6 Conclusions and Future Work

A novel penalty-based reduced order modelling approach has been proposed for dynamic analysis of a jointed structure with localised contact friction non-linearities. The formulation of the proposed approach has been presented where the contact friction is modelled by Jenkin model. We also showed how the proposed method can be effectively integrated with the harmonic balanced method, AFT and non-linear solver. A case study using jointed beam has been carried out to demonstrate the proposed method. The result obtained from the penalty approach was compared with the full solution and also classical Rubin and CB methods. The initial results show the method can effectively capture the FRFs of the non-linear dynamic system. TVDs are particularly useful to improve the accuracy when the contact interface is largely in a non-linear condition. Comparing to the classical CMS methods, the proposed method can reduce the size of ROM further when most of contact nodes are in a stuck condition.

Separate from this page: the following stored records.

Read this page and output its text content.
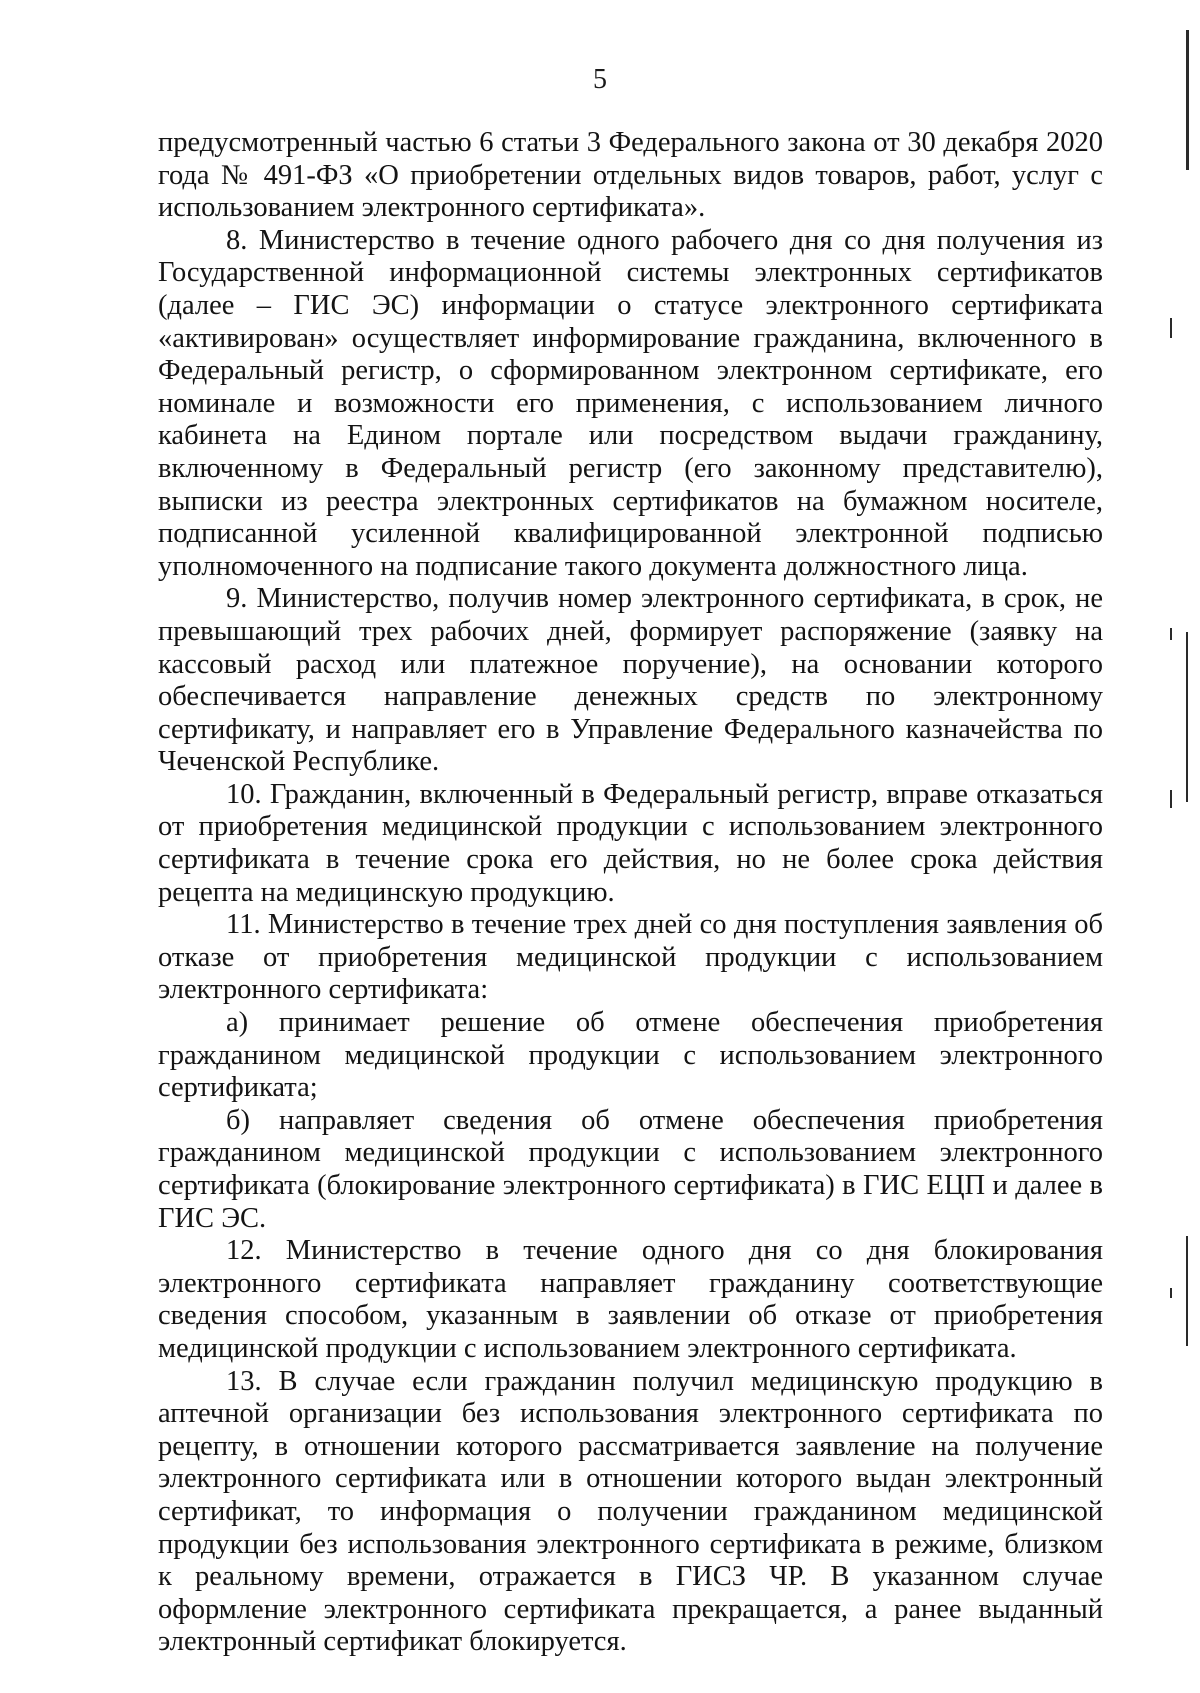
5

предусмотренный частью 6 статьи 3 Федерального закона от 30 декабря 2020 года № 491-ФЗ «О приобретении отдельных видов товаров, работ, услуг с использованием электронного сертификата».

8. Министерство в течение одного рабочего дня со дня получения из Государственной информационной системы электронных сертификатов (далее – ГИС ЭС) информации о статусе электронного сертификата «активирован» осуществляет информирование гражданина, включенного в Федеральный регистр, о сформированном электронном сертификате, его номинале и возможности его применения, с использованием личного кабинета на Едином портале или посредством выдачи гражданину, включенному в Федеральный регистр (его законному представителю), выписки из реестра электронных сертификатов на бумажном носителе, подписанной усиленной квалифицированной электронной подписью уполномоченного на подписание такого документа должностного лица.

9. Министерство, получив номер электронного сертификата, в срок, не превышающий трех рабочих дней, формирует распоряжение (заявку на кассовый расход или платежное поручение), на основании которого обеспечивается направление денежных средств по электронному сертификату, и направляет его в Управление Федерального казначейства по Чеченской Республике.

10. Гражданин, включенный в Федеральный регистр, вправе отказаться от приобретения медицинской продукции с использованием электронного сертификата в течение срока его действия, но не более срока действия рецепта на медицинскую продукцию.

11. Министерство в течение трех дней со дня поступления заявления об отказе от приобретения медицинской продукции с использованием электронного сертификата:

а) принимает решение об отмене обеспечения приобретения гражданином медицинской продукции с использованием электронного сертификата;

б) направляет сведения об отмене обеспечения приобретения гражданином медицинской продукции с использованием электронного сертификата (блокирование электронного сертификата) в ГИС ЕЦП и далее в ГИС ЭС.

12. Министерство в течение одного дня со дня блокирования электронного сертификата направляет гражданину соответствующие сведения способом, указанным в заявлении об отказе от приобретения медицинской продукции с использованием электронного сертификата.

13. В случае если гражданин получил медицинскую продукцию в аптечной организации без использования электронного сертификата по рецепту, в отношении которого рассматривается заявление на получение электронного сертификата или в отношении которого выдан электронный сертификат, то информация о получении гражданином медицинской продукции без использования электронного сертификата в режиме, близком к реальному времени, отражается в ГИСЗ ЧР. В указанном случае оформление электронного сертификата прекращается, а ранее выданный электронный сертификат блокируется.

The main objective of this paper was to present the formulation of this new reduced order modelling approach for a joint structure, and demonstrate the concept with a simple case study. Further developments would be needed to couple the proposed method with continuation techniques for HBM. This would enable the automatic size updating during the forced frequency response simulations. Also, high fidelity models are needed to further test and validate the proposed method and effects of TVDs on the dynamics of joint structures.